American Roots had a rougher ride before its pivot, forced to close its factory inside the Dana Warp Mill for two weeks and lay off 80% of its 27 employees, most of whom are new Mainers.

They all returned when the factory reopened, joined by 10 new colleagues, to make face shields for Flowfold in a redesigned workspace enlarged for physical distancing, which is regularly monitored. Machines, door knobs and bathrooms are sprayed every couple of hours, and break times are staggered.

They are needed as output grows exponentially, not just of face shields but also cloth face coverings made from cotton jersey T-shirt material. Over the next seven months, American Roots aims to produce a million washable masks and half a million face shields, Waxman says.

That means bringing on even more employees, to get to 110 by June 10, with training help from Common Threads of Maine, a sewing school run by his mother, Dory Waxman, a floor below American Roots.

“For me the most difficult part is being a father to two young children three years and six months old and getting up to work in the middle of a global pandemic that had a hidden enemy,” Waxman says. “My wife and I had to make some really tough decisions on what to do in those early days, but our decision was to do what we could do to help. We saw an opportunity to help in the middle of a crisis, and our team — to their credit — are the ones who stepped in.”

‘Forever changed’

Both Flowfold and American Roots say they’re committed to making protective equipment as long as the need is there, but look forward to the day they can resume their regular activities.

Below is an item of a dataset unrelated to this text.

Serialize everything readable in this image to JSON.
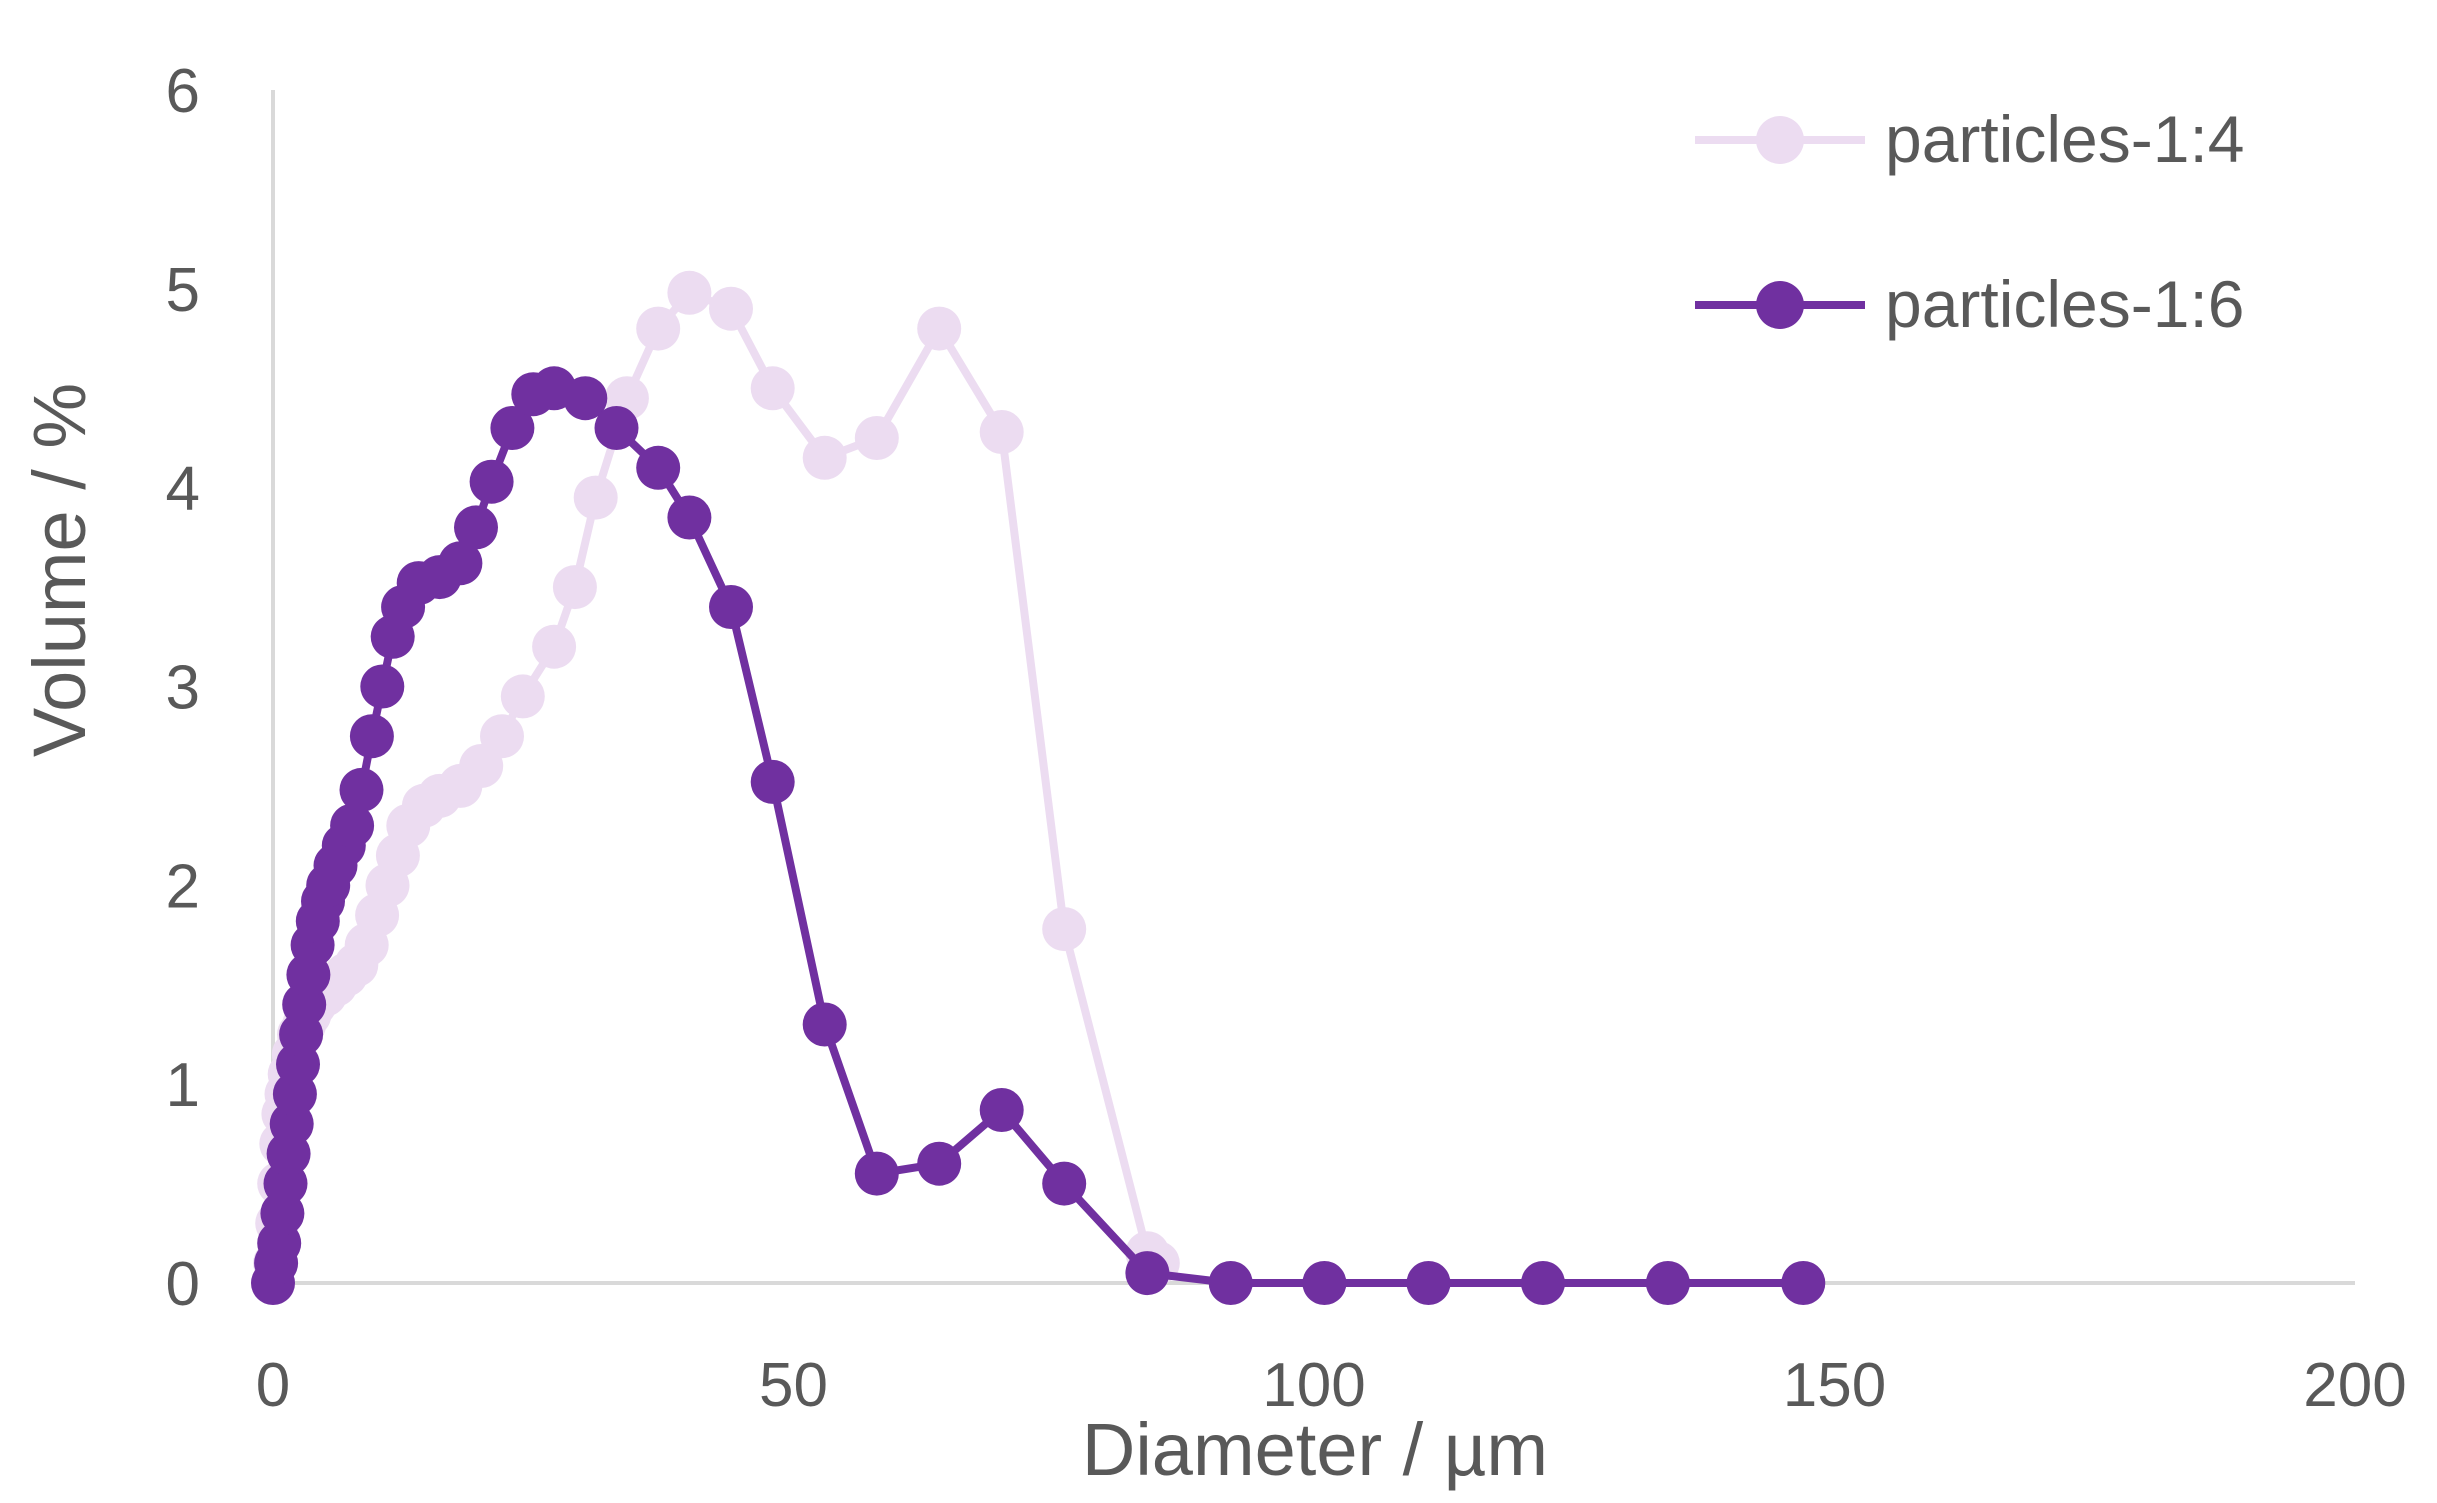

“This isn’t a long-term play for us. The sooner we’re back to making wallets and bags the better for everyone, doing what we love — and the health care system has recovered,” says Morin. When that happens, he says the company will determine whether it will also continue making face shields.

At American Roots, Reynolds already foresees a permanent PPE division at a company she says will never be the same again.

“It’s not only American Roots,” she says. “The world is forever changed.”